C’est sur le fumier que pousse les fleurs, à la base c’est un peu ça l’histoire de cet EP. Il s’est passé un truc terrible, ça m’a fait beaucoup de mal. Ces chansons m’ont a la fois sauvée et ont enclenché un espèce de processus artistique qui est en marche depuis et qui me permet d’écrire seule en français. Mais oui, à la base, mes textes parlent d’un chagrin d’amour duquel je sors tout juste. Cet EP, c’est un peu ma cicatrice, il fait partie d’un espace temps auquel j’ai survécu. Je suis très heureuse qu’il ait pris cette forme la.
Dans « Pleure, Clara, pleure », tu t’adresses à qui, à ton personnage de scène ?
Je m’adresse à moi-même ! C’est un truc très humain que de se complaire dans la douleur et dans les pleurs parce que la tristesse est un sentiment intense et comme tout sentiment intense, ça nous fait nous sentir vivant. Cette chansons fait écho à ce souvenir que j’ai de moi en train de pleurer devant le miroir. J’ai toujours eu un goût prononcé pour les drames et les larmes, tout en sachant que c’était ridicule.

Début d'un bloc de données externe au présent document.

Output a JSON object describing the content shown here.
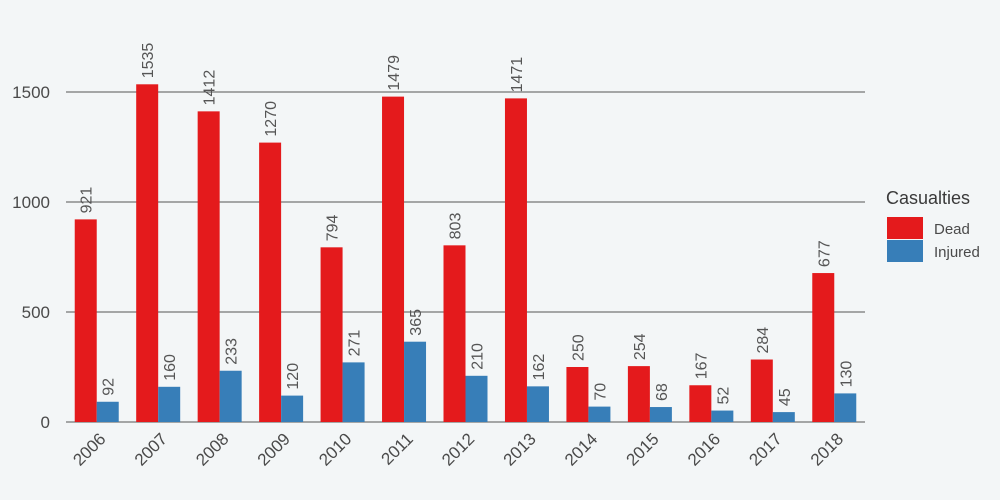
{
  "chart_data": {
    "type": "bar",
    "categories": [
      "2006",
      "2007",
      "2008",
      "2009",
      "2010",
      "2011",
      "2012",
      "2013",
      "2014",
      "2015",
      "2016",
      "2017",
      "2018"
    ],
    "series": [
      {
        "name": "Dead",
        "color": "#e41a1c",
        "values": [
          921,
          1535,
          1412,
          1270,
          794,
          1479,
          803,
          1471,
          250,
          254,
          167,
          284,
          677
        ]
      },
      {
        "name": "Injured",
        "color": "#377eb8",
        "values": [
          92,
          160,
          233,
          120,
          271,
          365,
          210,
          162,
          70,
          68,
          52,
          45,
          130
        ]
      }
    ],
    "yticks": [
      "0",
      "500",
      "1000",
      "1500"
    ],
    "ylim": [
      0,
      1650
    ],
    "legend": {
      "title": "Casualties",
      "placement": "right"
    },
    "grid": true,
    "colors": {
      "background": "#f3f6f7",
      "gridline": "#555555"
    }
  }
}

Pour finir, peux-tu nous en dire plus sur ton album ?
Il y aura des sonorités plus rock, plus solaire que sur l’EP et que je vais introduire du saxophone, instrument que j’adore, mais bon ça ne va pas non plus être la fête du slip hein (rires) !
Pour suivre l’actualité de Clara Luciani, c’est par ici ! Elle jouera ce samedi 8 juillet à 21h05 sur la scène du Parvis de l’Hôtel de Ville, alors ne rate pas ça !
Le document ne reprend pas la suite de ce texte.